Question

A road is 8m wide. Two poles measuring 10m and 16m are fixed on two sides across the road. Find distance between their upper ends $(AC)$.

Answer 1

Hint : In above question we need to find the length of AC.
For that we will assume this figure. As a combination of two figures. Below one is a rectangle with sides ABDE and above one is the right triangle AEC.
We have all the dimensions of the rectangle, we will find dimensions of triangles.


Formulas/Properties used
1. Pythagorean Theorem -
According to this theorem ${(Hypotenuse)^2} = $ sum of square of legs
${(AB)^2} = {(AC)^2} + {(BC)^2}$
2. Property of rectangle – Opposite sides of rectangle are equal and parallel to each other. And its vertices make an angle of $90^\circ $.


Complete step by step solution :
Let’s divide the given figure in two parts.
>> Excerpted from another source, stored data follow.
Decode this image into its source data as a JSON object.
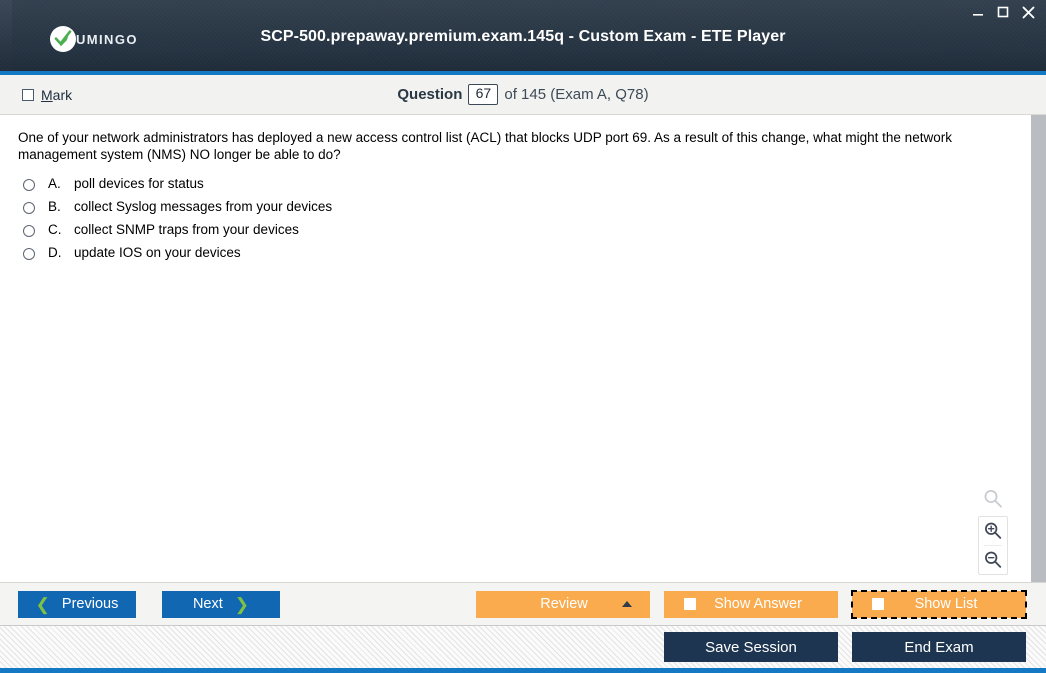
{
  "window": {
    "title": "SCP-500.prepaway.premium.exam.145q - Custom Exam - ETE Player",
    "logo_text": "UMINGO",
    "controls": {
      "minimize": "minimize-icon",
      "maximize": "maximize-icon",
      "close": "close-icon"
    },
    "accent_color": "#1479c4",
    "titlebar_color": "#2c3947"
  },
  "header": {
    "mark_label_prefix": "M",
    "mark_label_rest": "ark",
    "mark_checked": false,
    "question_word": "Question",
    "question_number": "67",
    "rest": "of 145 (Exam A, Q78)"
  },
  "question": {
    "text": "One of your network administrators has deployed a new access control list (ACL) that blocks UDP port 69. As a result of this change, what might the network management system (NMS) NO longer be able to do?",
    "options": [
      {
        "letter": "A.",
        "text": "poll devices for status",
        "selected": false
      },
      {
        "letter": "B.",
        "text": "collect Syslog messages from your devices",
        "selected": false
      },
      {
        "letter": "C.",
        "text": "collect SNMP traps from your devices",
        "selected": false
      },
      {
        "letter": "D.",
        "text": "update IOS on your devices",
        "selected": false
      }
    ]
  },
  "zoom_tools": {
    "search_icon": "magnifier-icon",
    "zoom_in_icon": "zoom-in-icon",
    "zoom_out_icon": "zoom-out-icon"
  },
  "toolbar": {
    "previous_label": "Previous",
    "next_label": "Next",
    "review_label": "Review",
    "show_answer_label": "Show Answer",
    "show_list_label": "Show List",
    "show_answer_checked": false,
    "show_list_checked": false,
    "show_list_focused": true,
    "button_color": "#1267b2",
    "chevron_color": "#7fc241",
    "orange_color": "#f9ab4e"
  },
  "footer": {
    "save_session_label": "Save Session",
    "end_exam_label": "End Exam",
    "button_color": "#1d3551"
  }
}
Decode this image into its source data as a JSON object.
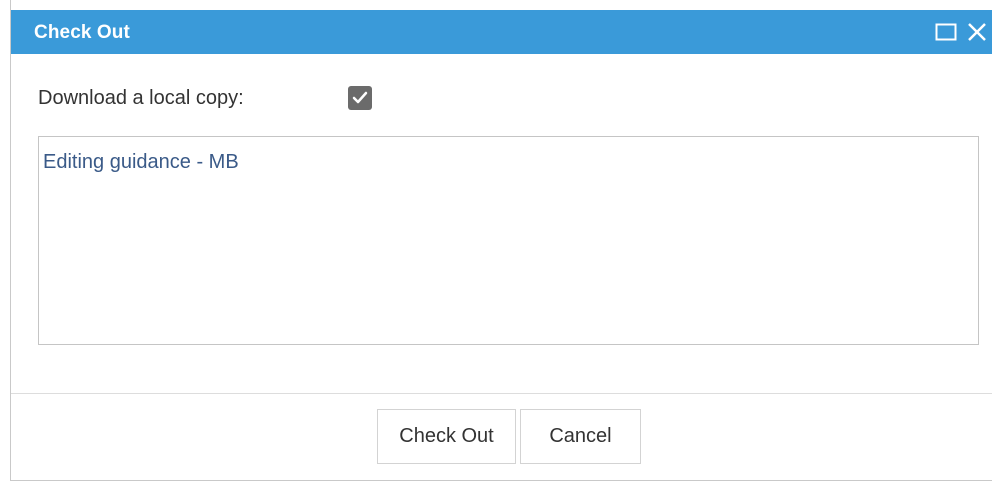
{
  "dialog": {
    "title": "Check Out",
    "maximize_icon": "maximize-icon",
    "close_icon": "close-icon",
    "titlebar_color": "#3a9ad9"
  },
  "form": {
    "download_label": "Download a local copy:",
    "download_checked": true,
    "comment_value": "Editing guidance - MB"
  },
  "buttons": {
    "check_out_label": "Check Out",
    "cancel_label": "Cancel"
  }
}
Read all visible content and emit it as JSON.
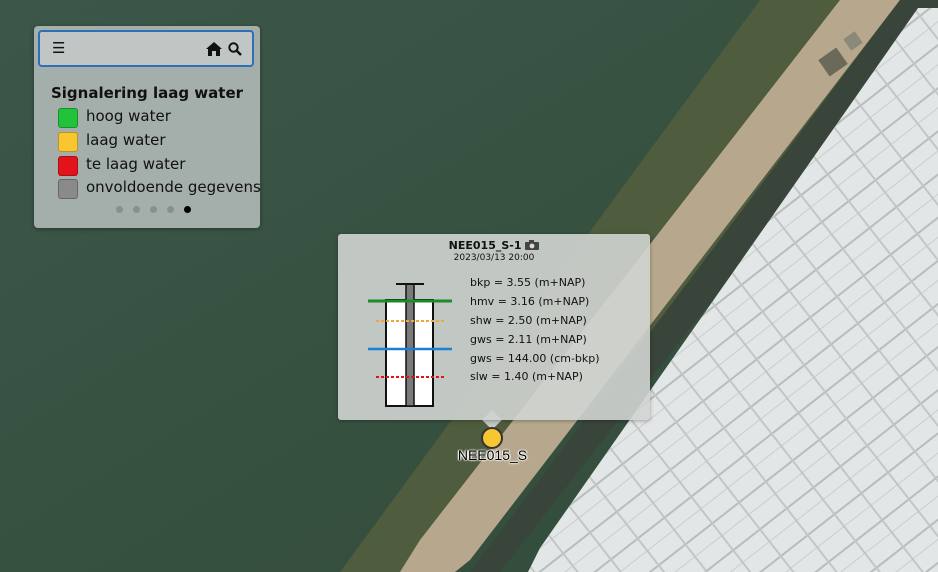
{
  "toolbar": {
    "menu_icon": "menu-icon",
    "home_icon": "home-icon",
    "search_icon": "search-icon"
  },
  "legend": {
    "title": "Signalering laag water",
    "items": [
      {
        "label": "hoog water",
        "color": "#22c23a"
      },
      {
        "label": "laag water",
        "color": "#f7c630"
      },
      {
        "label": "te laag water",
        "color": "#e3131b"
      },
      {
        "label": "onvoldoende gegevens",
        "color": "#8a8a8a"
      }
    ],
    "pager": {
      "pages": 5,
      "active": 5
    }
  },
  "popup": {
    "title": "NEE015_S-1",
    "camera_icon": "camera-icon",
    "date": "2023/03/13 20:00",
    "rows": [
      "bkp = 3.55 (m+NAP)",
      "hmv = 3.16 (m+NAP)",
      "shw = 2.50 (m+NAP)",
      "gws = 2.11 (m+NAP)",
      "gws = 144.00 (cm-bkp)",
      "slw = 1.40 (m+NAP)"
    ],
    "diagram_colors": {
      "hmv": "#1f8a2a",
      "shw": "#f0a63a",
      "gws": "#1e7fd6",
      "slw": "#e3131b"
    }
  },
  "marker": {
    "label": "NEE015_S",
    "color": "#f7c630"
  }
}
Two parts of given figure one is $\Delta ACE$ and other one is rectangle ABDE
Here in $\Delta ACE$

$EA = 8m$
$CE = CD = ED$
$ = (16 - 10)m$
$CE = 6m$
In rectangle ABDE

If $AB = 10m$ given
$ED = 10m$ (opposite sides of rectangle are equal)
$DB = 8m$ (given)
$EA = 8m$ (opposite sides of rectangle)
$\Delta ACE$ is a right angled triangle, so by using Pythagora's theorem.
${(Hypotenuse)^2} = {(Base)^2} + {(Perpendicular)^2}$
${(AC)^2} = {(CE)^2} + {(AE)^2}$
${(AC)^2} = {(6)^2} + {(8)^2}$
${(AC)^2} = 36 + 64$
${(AC)^2} = 100$
$AC = \sqrt {100} $
$AC = 10m$
Therefore distance between upper ends of given figure is $AC = 10m$

Note: While using Pythagoras theorem do not make the mistake of adding the values of both the legs first and then squaring the result. It is incorrect .